Nein, ich bin nicht fies. Meine Gedanken sind's manchmal.

"Hey Ave", rief sie, als sie mich erblickte. Nachdem sie dem Barmann nochmal zugezwinkert hatte, lief sie auf mich zu, packte mich am Handgelenk und führte mich zu einem leeren Tisch.

"Also, was gibt's?" fragte ich, als wir saßen. "Mary hat eine Affäre", flüsterte Mandy. Ihre Augen blitzten geheimnisvoll. Mein Mund klappte auf, als mein Blick ihrem Finger folgte, der unauffällig auf den Mann gerichtet war. "Mit dem Barkeeper?" fragte ich.

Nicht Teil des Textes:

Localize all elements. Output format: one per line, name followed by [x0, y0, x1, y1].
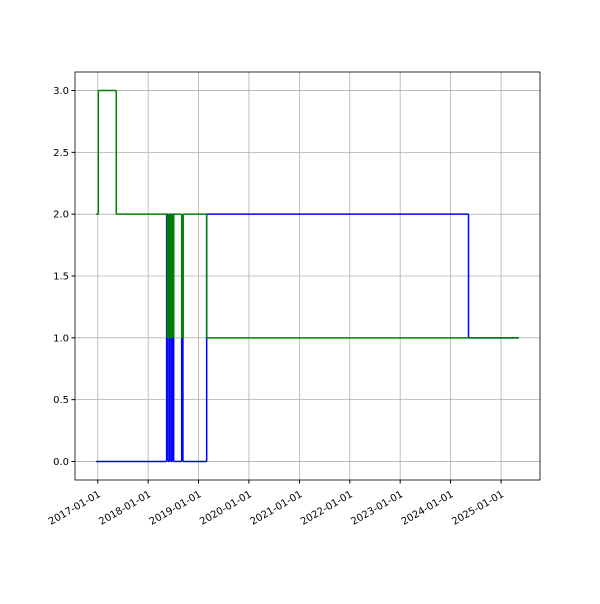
y-tick-label: 1.0	[53, 333, 69, 344]
y-tick-label: 0.5	[53, 395, 69, 406]
y-tick-label: 2.0	[53, 210, 69, 221]
y-tick-label: 2.5	[53, 148, 69, 159]
x-tick-label: 2023-01-01	[349, 489, 405, 528]
x-tick-label: 2017-01-01	[47, 489, 103, 528]
plot-frame	[74, 71, 541, 481]
series-line	[96, 89, 519, 339]
x-tick-label: 2022-01-01	[299, 489, 355, 528]
y-tick-label: 3.0	[53, 86, 69, 97]
x-tick-label: 2021-01-01	[249, 489, 305, 528]
y-tick-label: 1.5	[53, 272, 69, 283]
x-tick-label: 2024-01-01	[400, 489, 456, 528]
x-tick-label: 2018-01-01	[97, 489, 153, 528]
x-tick-label: 2020-01-01	[198, 489, 254, 528]
x-tick-label: 2025-01-01	[450, 489, 506, 528]
x-tick-label: 2019-01-01	[148, 489, 204, 528]
y-tick-label: 0.0	[53, 457, 69, 468]
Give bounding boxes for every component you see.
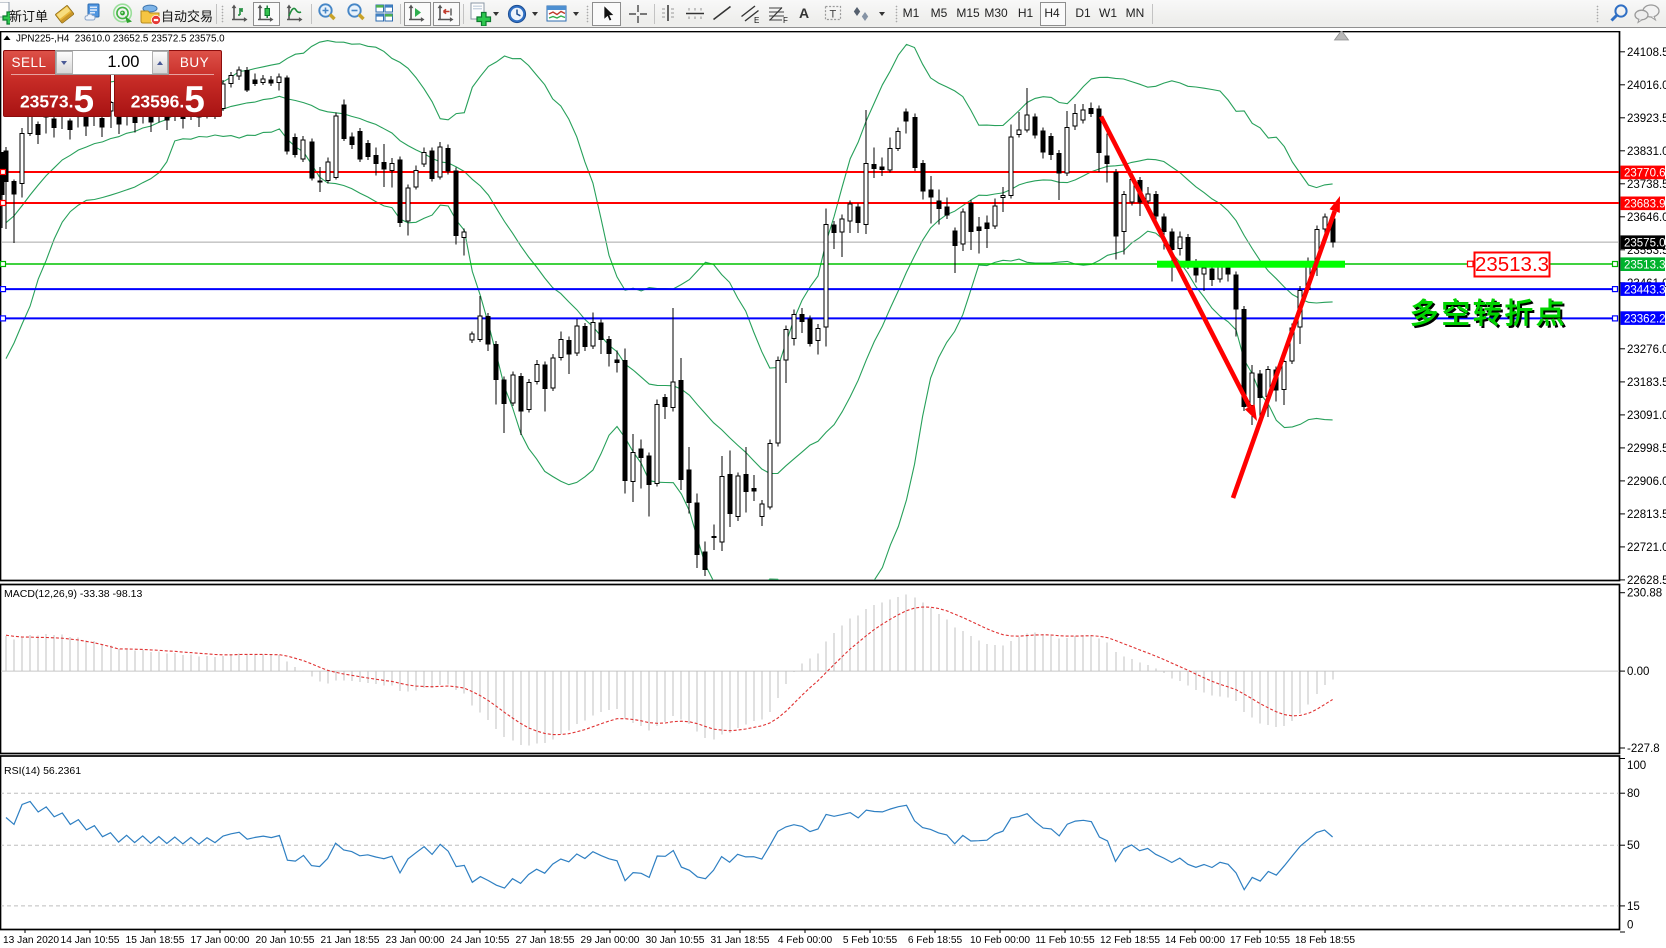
svg-text:24108.5: 24108.5 [1627, 47, 1666, 59]
svg-text:22906.0: 22906.0 [1627, 476, 1666, 488]
svg-text:13 Jan 2020: 13 Jan 2020 [3, 935, 59, 946]
svg-text:17 Jan 00:00: 17 Jan 00:00 [191, 935, 250, 946]
svg-text:4 Feb 00:00: 4 Feb 00:00 [778, 935, 833, 946]
svg-text:23183.5: 23183.5 [1627, 377, 1666, 389]
svg-text:100: 100 [1627, 760, 1646, 772]
svg-text:23831.0: 23831.0 [1627, 146, 1666, 158]
svg-text:T: T [830, 9, 837, 21]
svg-text:-227.8: -227.8 [1627, 743, 1660, 755]
svg-text:MACD(12,26,9) -33.38 -98.13: MACD(12,26,9) -33.38 -98.13 [4, 588, 142, 600]
svg-text:0: 0 [1627, 920, 1633, 932]
svg-text:14 Feb 00:00: 14 Feb 00:00 [1165, 935, 1225, 946]
svg-text:5 Feb 10:55: 5 Feb 10:55 [843, 935, 898, 946]
svg-text:21 Jan 18:55: 21 Jan 18:55 [321, 935, 380, 946]
svg-text:20 Jan 10:55: 20 Jan 10:55 [256, 935, 315, 946]
svg-text:23770.6: 23770.6 [1624, 168, 1666, 180]
svg-text:23646.0: 23646.0 [1627, 212, 1666, 224]
svg-text:23683.9: 23683.9 [1624, 199, 1666, 211]
svg-text:12 Feb 18:55: 12 Feb 18:55 [1100, 935, 1160, 946]
svg-text:23091.0: 23091.0 [1627, 410, 1666, 422]
svg-text:JPN225-,H4 23610.0 23652.5 23: JPN225-,H4 23610.0 23652.5 23572.5 23575… [16, 34, 225, 45]
svg-text:E: E [754, 16, 759, 24]
svg-text:11 Feb 10:55: 11 Feb 10:55 [1035, 935, 1095, 946]
svg-text:24016.0: 24016.0 [1627, 80, 1666, 92]
svg-text:15: 15 [1627, 901, 1640, 913]
svg-text:24 Jan 10:55: 24 Jan 10:55 [451, 935, 510, 946]
svg-text:多空转折点: 多空转折点 [1410, 297, 1568, 330]
svg-text:23923.5: 23923.5 [1627, 113, 1666, 125]
svg-text:22721.0: 22721.0 [1627, 542, 1666, 554]
svg-text:23513.3: 23513.3 [1475, 253, 1549, 276]
svg-text:17 Feb 10:55: 17 Feb 10:55 [1230, 935, 1290, 946]
svg-text:RSI(14) 56.2361: RSI(14) 56.2361 [4, 765, 81, 777]
svg-text:18 Feb 18:55: 18 Feb 18:55 [1295, 935, 1355, 946]
svg-text:23738.5: 23738.5 [1627, 179, 1666, 191]
svg-text:23 Jan 00:00: 23 Jan 00:00 [386, 935, 445, 946]
svg-text:6 Feb 18:55: 6 Feb 18:55 [908, 935, 963, 946]
svg-text:14 Jan 10:55: 14 Jan 10:55 [61, 935, 120, 946]
svg-text:10 Feb 00:00: 10 Feb 00:00 [970, 935, 1030, 946]
svg-text:22628.5: 22628.5 [1627, 575, 1666, 587]
svg-text:23575.0: 23575.0 [1624, 238, 1666, 250]
svg-text:22998.5: 22998.5 [1627, 443, 1666, 455]
svg-text:31 Jan 18:55: 31 Jan 18:55 [711, 935, 770, 946]
svg-text:230.88: 230.88 [1627, 588, 1662, 600]
svg-text:多空转折点: 多空转折点 [1412, 299, 1570, 332]
svg-text:15 Jan 18:55: 15 Jan 18:55 [126, 935, 185, 946]
svg-text:29 Jan 00:00: 29 Jan 00:00 [581, 935, 640, 946]
svg-text:23276.0: 23276.0 [1627, 344, 1666, 356]
svg-text:27 Jan 18:55: 27 Jan 18:55 [516, 935, 575, 946]
svg-text:F: F [783, 16, 788, 24]
svg-text:22813.5: 22813.5 [1627, 509, 1666, 521]
svg-text:0.00: 0.00 [1627, 666, 1649, 678]
svg-text:23513.3: 23513.3 [1624, 260, 1666, 272]
svg-text:23362.2: 23362.2 [1624, 313, 1666, 325]
svg-text:50: 50 [1627, 840, 1640, 852]
svg-text:30 Jan 10:55: 30 Jan 10:55 [646, 935, 705, 946]
svg-text:80: 80 [1627, 788, 1640, 800]
svg-text:23553.5: 23553.5 [1627, 245, 1666, 257]
svg-text:23443.3: 23443.3 [1624, 284, 1666, 296]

Mein Gegenüber verdrehte die Augen und seufzte. "Er war ein langjähriger Fickfreund von mir", berichtete sie und ließ sich zurück in den Stuhl fallen. "Seit einem halben Jahr wollte er überhaupt nicht mehr. Ich hab mal nachgefragt und er meinte, er hat seine Traumfrau kennen gelernt. Mary Warden", sagte sie frustriert. "Und jetzt kommt aber das beste", sie hob ihren Zeigefinger und lehnte sich wieder zu mir vor. "Mary ist schwanger."

Ich nickte. "Ja, hat Mike mir erzählt", murmelte ich. Mandy lachte leise und sah mich amüsiert an. "Mike denkt vermutlich, es ist sein Kind, oder?" fragte sie mich dann. Ich zog die Augenbrauen irritiert zusammen. "Offensichtlich", gab ich zurück. Sie gab einen frustrierten Laut von sich. "Avery Brown. Hör auf so naiv zu sein!"

"Wieso naiv?" fragte ich beleidigt. "Mike und Mary hatten schon lange keinen Sex mehr", sagte sie. "Ich weiß", erwiderte ich. "Und jetzt?"

Mandy verdrehte die Augen, sichtlich genervt von meinem Unwissen. "Das Kind ist von ihm!" Dabei schnellte ihr Daumen in die Richtung des Barkeepers. "Nicht im Ernst!" rief ich erschrocken. Sie kicherte. "Sei leiser, Avery!"

"Soll ich Mike sagen, dass es nicht sein Kind ist?" fragte ich zögerlich. Sie grinste. "Ave. Du musst das ganze Leben spannender gestalten", sagte sie wissend und hob dabei eine Augenbraue. "Hör zu. Jonas, der Barkeeper hat mir erzählt, dass er und Mary sich heute Abend sogar noch treffen wollten. Frag Mike, ob er mit dir ausgehen will", schlug sie begeistert vor.